I’ve been meaning to make a connection diagram to get my head strait based on my understanding as well. Jeff cleared up a lot of confusion so here’s my attempt a connection diagram based on his comments:
Some of this diagram was taken from the sensory-motor post:
@jhawkins I strongly suspect that Layers 6a and 6b are doing this conversion. These layers are heavily interconnected with their equivalent layers in the what and where regions. For example in a what region, 6a gets input from layer 6 in the equivalent where region. The cells in L6a then project to L4 (they represent 65% of the input to L4). L5 in the what region projects to L6b which projects to L6 in the where region. This is exactly the kind of connections we need to go back and forth between locations in object space and locations in body space. I am optimistic that we can figure out exactly how L6 is doing these conversions and also how L4 and L5 interact with L6.
The theorization of specific layer functions and how they connect to each other is definitely very interesting. However, it does diverge a bit from my original question (of course my own fault for attaching an outdated/incomplete connection diagram and quoting Jeff from a couple years ago).
I would like to understand the question of what specifically is meant by a layer projecting to another layer. Does this refer to any of the following, a combination of them, or something else?
The original input (after spatial pooling) being fed forward (so that the same columns would be active in both layers)
The output of one layer becoming the input for another layer (a second spatial pooling step treating output of one layer like sensory input)
One layer providing temporal input for another layer, driving its predictive states (i.e. one layer generating distal connections with cells in another layer, versus with cells in its own layer)

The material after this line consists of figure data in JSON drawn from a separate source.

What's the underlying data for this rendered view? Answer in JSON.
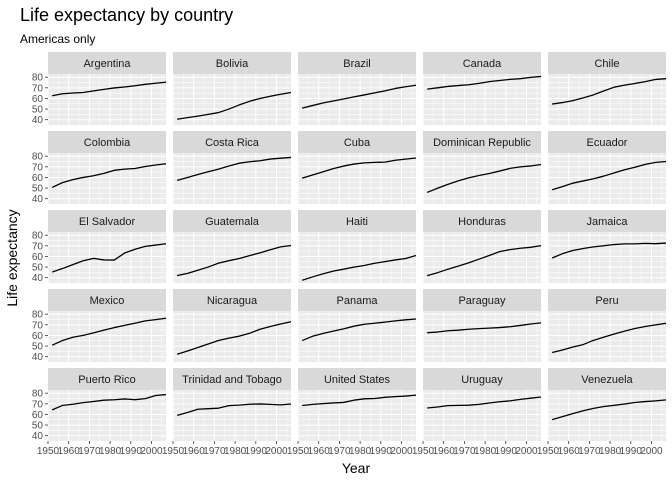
{
  "chart_data": {
    "type": "line",
    "title": "Life expectancy by country",
    "subtitle": "Americas only",
    "xlabel": "Year",
    "ylabel": "Life expectancy",
    "xlim": [
      1950,
      2007
    ],
    "ylim": [
      35,
      83
    ],
    "x_ticks": [
      1950,
      1960,
      1970,
      1980,
      1990,
      2000
    ],
    "y_ticks": [
      40,
      50,
      60,
      70,
      80
    ],
    "facet_layout": {
      "rows": 5,
      "cols": 5
    },
    "grid": true,
    "legend": "none",
    "colors": {
      "panel_bg": "#ebebeb",
      "strip_bg": "#d9d9d9",
      "grid": "#ffffff",
      "line": "#000000",
      "text": "#000000",
      "tick_text": "#4d4d4d"
    },
    "x": [
      1952,
      1957,
      1962,
      1967,
      1972,
      1977,
      1982,
      1987,
      1992,
      1997,
      2002,
      2007
    ],
    "series": [
      {
        "name": "Argentina",
        "values": [
          62.5,
          64.4,
          65.1,
          65.6,
          67.1,
          68.5,
          69.9,
          70.8,
          71.9,
          73.3,
          74.3,
          75.3
        ]
      },
      {
        "name": "Bolivia",
        "values": [
          40.4,
          41.9,
          43.4,
          45.0,
          46.7,
          50.0,
          53.9,
          57.3,
          59.96,
          62.1,
          63.9,
          65.6
        ]
      },
      {
        "name": "Brazil",
        "values": [
          50.9,
          53.3,
          55.7,
          57.6,
          59.5,
          61.5,
          63.3,
          65.2,
          67.1,
          69.4,
          71.0,
          72.4
        ]
      },
      {
        "name": "Canada",
        "values": [
          68.8,
          70.0,
          71.3,
          72.1,
          72.9,
          74.2,
          75.8,
          76.9,
          77.95,
          78.6,
          79.8,
          80.7
        ]
      },
      {
        "name": "Chile",
        "values": [
          54.7,
          56.1,
          57.9,
          60.5,
          63.4,
          67.1,
          70.6,
          72.5,
          74.1,
          75.8,
          77.9,
          78.6
        ]
      },
      {
        "name": "Colombia",
        "values": [
          50.6,
          55.1,
          57.9,
          60.0,
          61.6,
          63.8,
          66.7,
          67.8,
          68.4,
          70.3,
          71.7,
          72.9
        ]
      },
      {
        "name": "Costa Rica",
        "values": [
          57.2,
          60.0,
          62.8,
          65.4,
          67.8,
          70.8,
          73.4,
          74.8,
          75.7,
          77.3,
          78.1,
          78.8
        ]
      },
      {
        "name": "Cuba",
        "values": [
          59.4,
          62.3,
          65.2,
          68.3,
          70.7,
          72.6,
          73.7,
          74.2,
          74.4,
          76.2,
          77.2,
          78.3
        ]
      },
      {
        "name": "Dominican Republic",
        "values": [
          45.9,
          49.8,
          53.5,
          56.8,
          59.6,
          61.8,
          63.7,
          66.0,
          68.5,
          69.96,
          70.8,
          72.2
        ]
      },
      {
        "name": "Ecuador",
        "values": [
          48.4,
          51.4,
          54.6,
          56.7,
          58.8,
          61.3,
          64.3,
          67.2,
          69.6,
          72.3,
          74.2,
          75.0
        ]
      },
      {
        "name": "El Salvador",
        "values": [
          45.3,
          48.6,
          52.3,
          55.9,
          58.2,
          56.7,
          56.6,
          63.2,
          66.8,
          69.5,
          70.7,
          71.9
        ]
      },
      {
        "name": "Guatemala",
        "values": [
          42.0,
          44.1,
          47.0,
          50.0,
          53.7,
          56.0,
          58.1,
          60.8,
          63.4,
          66.3,
          68.98,
          70.3
        ]
      },
      {
        "name": "Haiti",
        "values": [
          37.6,
          40.7,
          43.6,
          46.2,
          48.0,
          49.9,
          51.5,
          53.6,
          55.1,
          56.7,
          58.1,
          60.9
        ]
      },
      {
        "name": "Honduras",
        "values": [
          41.9,
          44.7,
          48.0,
          50.9,
          53.9,
          57.4,
          60.9,
          64.5,
          66.4,
          67.7,
          68.6,
          70.2
        ]
      },
      {
        "name": "Jamaica",
        "values": [
          58.5,
          62.6,
          65.6,
          67.5,
          69.0,
          70.1,
          71.2,
          71.8,
          71.8,
          72.3,
          72.0,
          72.6
        ]
      },
      {
        "name": "Mexico",
        "values": [
          50.8,
          55.2,
          58.3,
          60.1,
          62.4,
          65.0,
          67.4,
          69.5,
          71.5,
          73.7,
          74.9,
          76.2
        ]
      },
      {
        "name": "Nicaragua",
        "values": [
          42.3,
          45.4,
          48.6,
          51.9,
          55.2,
          57.5,
          59.3,
          62.0,
          65.8,
          68.4,
          70.8,
          72.9
        ]
      },
      {
        "name": "Panama",
        "values": [
          55.2,
          59.2,
          61.8,
          64.1,
          66.2,
          68.7,
          70.5,
          71.5,
          72.5,
          73.7,
          74.7,
          75.5
        ]
      },
      {
        "name": "Paraguay",
        "values": [
          62.6,
          63.2,
          64.4,
          64.95,
          65.8,
          66.4,
          66.9,
          67.4,
          68.2,
          69.4,
          70.8,
          71.8
        ]
      },
      {
        "name": "Peru",
        "values": [
          43.9,
          46.3,
          49.1,
          51.4,
          55.4,
          58.4,
          61.4,
          64.1,
          66.5,
          68.4,
          69.9,
          71.4
        ]
      },
      {
        "name": "Puerto Rico",
        "values": [
          64.3,
          68.5,
          69.6,
          71.1,
          72.2,
          73.4,
          73.8,
          74.6,
          73.9,
          74.9,
          77.8,
          78.7
        ]
      },
      {
        "name": "Trinidad and Tobago",
        "values": [
          59.1,
          61.8,
          64.9,
          65.4,
          65.9,
          68.3,
          68.8,
          69.6,
          69.9,
          69.5,
          68.98,
          69.8
        ]
      },
      {
        "name": "United States",
        "values": [
          68.4,
          69.5,
          70.2,
          70.8,
          71.3,
          73.4,
          74.7,
          75.0,
          76.1,
          76.8,
          77.3,
          78.2
        ]
      },
      {
        "name": "Uruguay",
        "values": [
          66.1,
          67.0,
          68.3,
          68.5,
          68.7,
          69.5,
          70.8,
          71.9,
          72.8,
          74.2,
          75.3,
          76.4
        ]
      },
      {
        "name": "Venezuela",
        "values": [
          55.1,
          57.9,
          60.8,
          63.5,
          65.7,
          67.5,
          68.6,
          69.8,
          71.2,
          72.1,
          72.8,
          73.7
        ]
      }
    ]
  }
}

Intentionally non-specific due to either gaps in current theory or complexity too long or irrelevant to explain in whatever context the term is used.
I’m very curious about Paul’s questions as well. L3b spatial pools based on its proximal dendrite inputs to select active columns. Therefore, do all other layers use these same active columns? Or rather does each layer individually spatial pool based on their own proximal dendrite inputs? The latter makes sense to me arithmetically, but the former makes sense to me biologically hence the confusion.